Common data model (table or file structure) as specified here https://github.com/INTERSTAT/Statistics-Contextualized/issues/17#issuecomment-1029201619 **Variable_name,Description,data_type, StationLocalId,'Sensor station ID',text, pollutant,'pollutant code codelist from EAA website',text, COUNTRY,'country of reference',text, Reporting_YEAR,'year of reference',number, AggregationType,'data aggregation codelist from EAA website','text, AQValue,'observed value',number id,'observetion key',number lauCode,'Municipality code',text (can be easily linked to territory metadata like NUTS3 and geonames) concentration,'codelist if unity of measure',text

Input files are uploaded from ftp source as is. Harmonization has been done via sql union queries wrapped in a single view

CREATE ALGORITHM=UNDEFINED DEFINER=root@localhost SQL SECURITY DEFINER VIEW v_observations AS select obs.StationLocalId AS StationLocalId, obs.pollutant AS pollutant, obs.COUNTRY AS COUNTRY, obs.Reporting_YEAR AS Reporting_YEAR, obs.AggregationType AS AggregationType, obs.AQValue AS AQValue, obs.spId AS spId,row_number() OVER (ORDER BY obs.StationLocalId ) AS id, obs.lauCode AS lauCode, obs.concentration AS concentration from ( select substr(air_pollution_it.MUNICIPALITY_ID,(length(air_pollution_it.province_id) + 1)) AS lauCode, air_pollution_it.station_code AS StationLocalId, 'PM10' AS pollutant,'IT' AS COUNTRY, 2019 AS Reporting_YEAR,'Annual mean / 1 calendar year' AS AggregationType, air_pollution_it.VALORE_MEDIO_ANNUO AS AQValue,NULL AS spId, 'µg/m3' AS concentration from air_pollution_it union all select substr(air_pollution_it.MUNICIPALITY_ID, (length(air_pollution_it.province_id) + 1)) AS lauCode, air_pollution_it.station_code AS StationLocalId, 'PM10' AS pollutant, 'IT' AS COUNTRY, 2019 AS Reporting_YEAR, '1 day exceed 180' AS AggregationType, air_pollution_it.Giorni_di_superamento AS AQValue, NULL AS spId, NULL AS concentration from air_pollution_it union all select a.LAU AS lauCode, a.StationLocalId AS StationLocalId, b.Notation AS Pollutant, c.cod AS COUNTRY, a.ReportingYear AS Reporting_YEAR, a.AggregationType AS AggregationType, a.AQValue AS AQValue, a.SamplingPointLocalId AS spId, a.Unit AS concentration from ( ( air_pollution_fr a join pollutant b on((a.Pollutant = b.Label))) join country c on((a.CountryOrTerritory = c.description))) ) obs

This query has 3 nested sub queries, one for french data and two for Italian data, each for a single measure type.

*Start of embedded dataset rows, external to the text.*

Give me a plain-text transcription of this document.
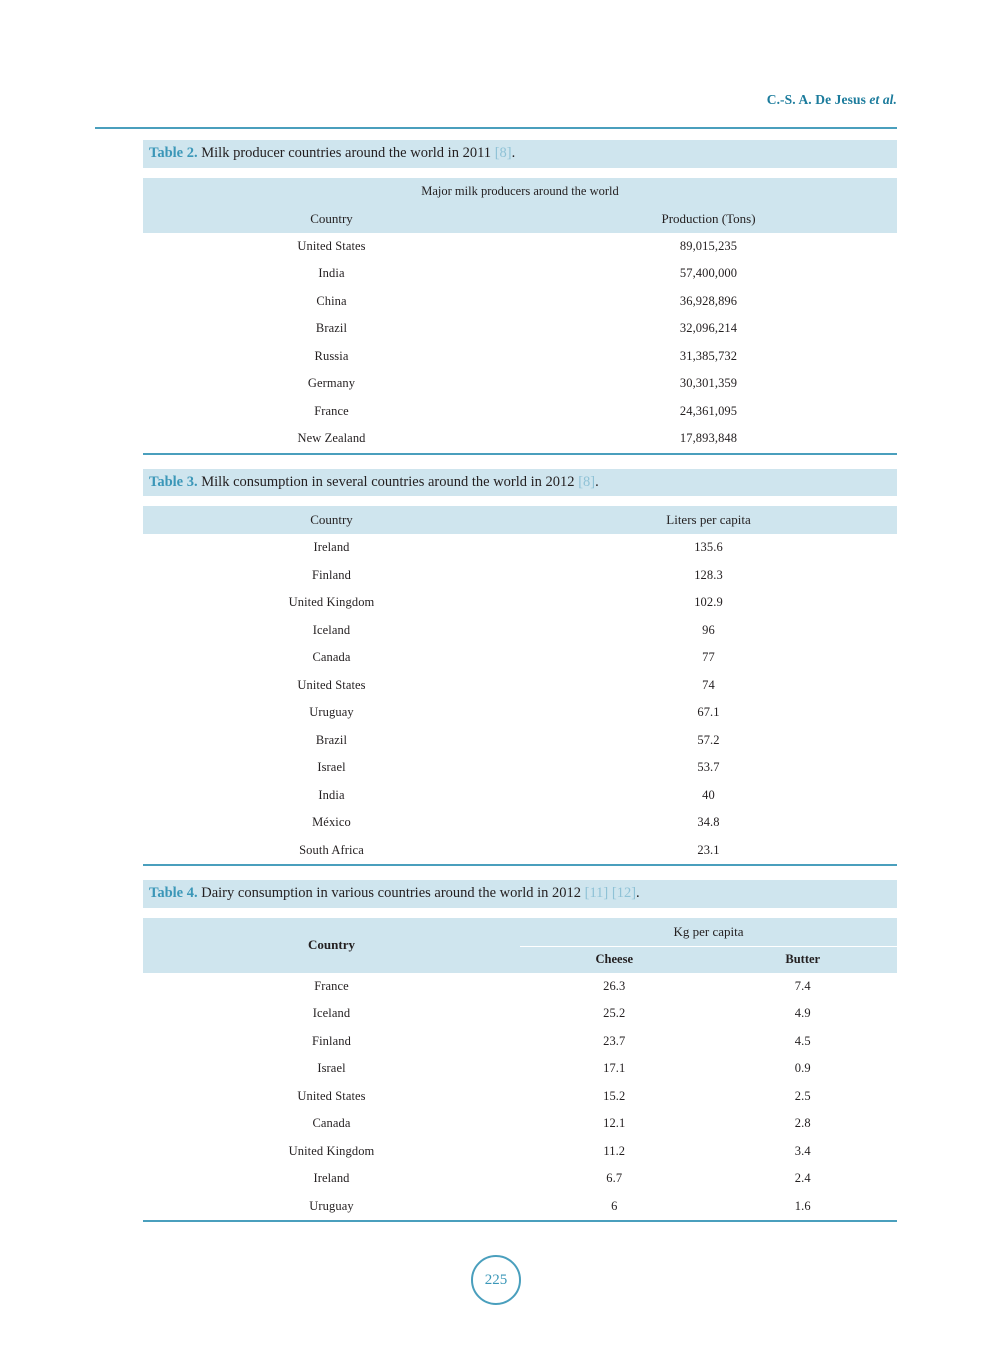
C.-S. A. De Jesus et al.
Table 2. Milk producer countries around the world in 2011 [8].
Major milk producers around the world	
Country	Production (Tons)
United States	89,015,235
India	57,400,000
China	36,928,896
Brazil	32,096,214
Russia	31,385,732
Germany	30,301,359
France	24,361,095
New Zealand	17,893,848
Table 3. Milk consumption in several countries around the world in 2012 [8].
Country	Liters per capita
Ireland	135.6
Finland	128.3
United Kingdom	102.9
Iceland	96
Canada	77
United States	74
Uruguay	67.1
Brazil	57.2
Israel	53.7
India	40
México	34.8
South Africa	23.1
Table 4. Dairy consumption in various countries around the world in 2012 [11] [12].
Country	Kg per capita	
	Cheese	Butter
France	26.3	7.4
Iceland	25.2	4.9
Finland	23.7	4.5
Israel	17.1	0.9
United States	15.2	2.5
Canada	12.1	2.8
United Kingdom	11.2	3.4
Ireland	6.7	2.4
Uruguay	6	1.6
225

The resultset has the form of a data cube. Codelists and measures have been normalized and linked to their corresponding metadata

CREATE ALGORITHM=UNDEFINED DEFINER=root@localhost SQL SECURITY DEFINER VIEW v_cens_obs AS select row_number() OVER (ORDER BY d.nuts3,d.lau,d.age ) AS id, d.lau AS lau, d.nuts3 AS nuts3, d.sex AS sex, d.age AS age, d.population AS population, d.country AS country from ( select lpad(c.lau,6,0) AS lau, c.nuts3 AS nuts3, c.sex AS sex, c.age AS age, c.population AS population, c.country AS country from cens_it c union all select a.lau AS lau, b.NUTS_3_CODE AS nuts3, a.sex AS sex, a.age AS age, a.population AS population, 'FR' AS country from (cens_fr a join lau_nuts3 b on((a.lau = b.LAU_CODE))) ) d;

This query integrates files from different countries as one single harmonized view.

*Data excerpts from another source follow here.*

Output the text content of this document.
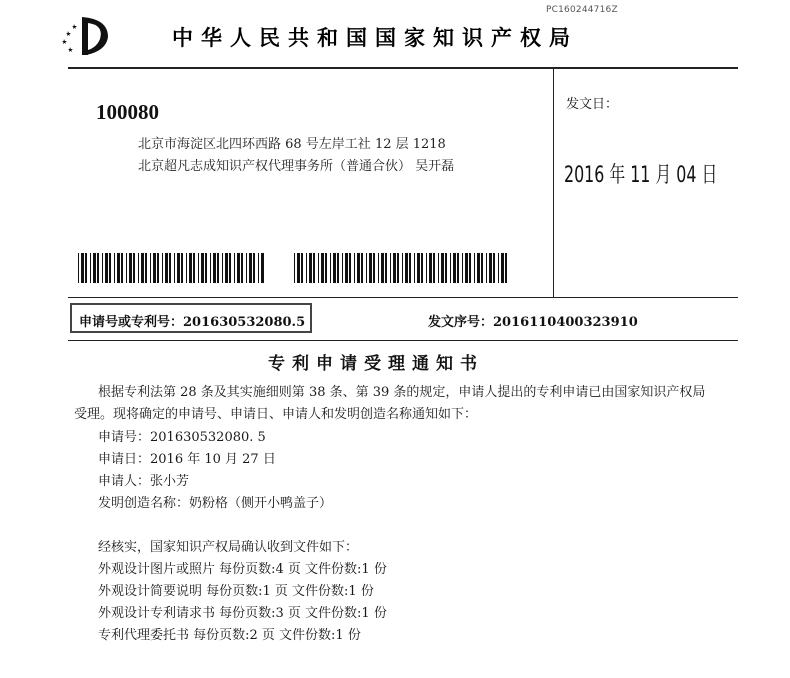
PC160244716Z
中华人民共和国国家知识产权局
100080
北京市海淀区北四环西路 68 号左岸工社 12 层 1218
北京超凡志成知识产权代理事务所（普通合伙） 吴开磊
发文日：
2016 年 11 月 04 日
申请号或专利号：201630532080.5	发文序号：2016110400323910
专利申请受理通知书
根据专利法第 28 条及其实施细则第 38 条、第 39 条的规定，申请人提出的专利申请已由国家知识产权局
受理。现将确定的申请号、申请日、申请人和发明创造名称通知如下：
申请号：201630532080. 5
申请日：2016 年 10 月 27 日
申请人：张小芳
发明创造名称：奶粉格（侧开小鸭盖子）
经核实，国家知识产权局确认收到文件如下：
外观设计图片或照片 每份页数:4 页 文件份数:1 份
外观设计简要说明 每份页数:1 页 文件份数:1 份
外观设计专利请求书 每份页数:3 页 文件份数:1 份
专利代理委托书 每份页数:2 页 文件份数:1 份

MySQL is used as data repository for monolith, the tool for mappings. This tool associates mappings with sql queries on the mysql database, so that SparQL queries can be translated automatically into SQL queries. The tool Monolith can export them in xml format, although this is hardly reusable elsewhere.

The sparql resultset can be formatted in csv, json and rdf and sent to the subsequent stages of the pipeline.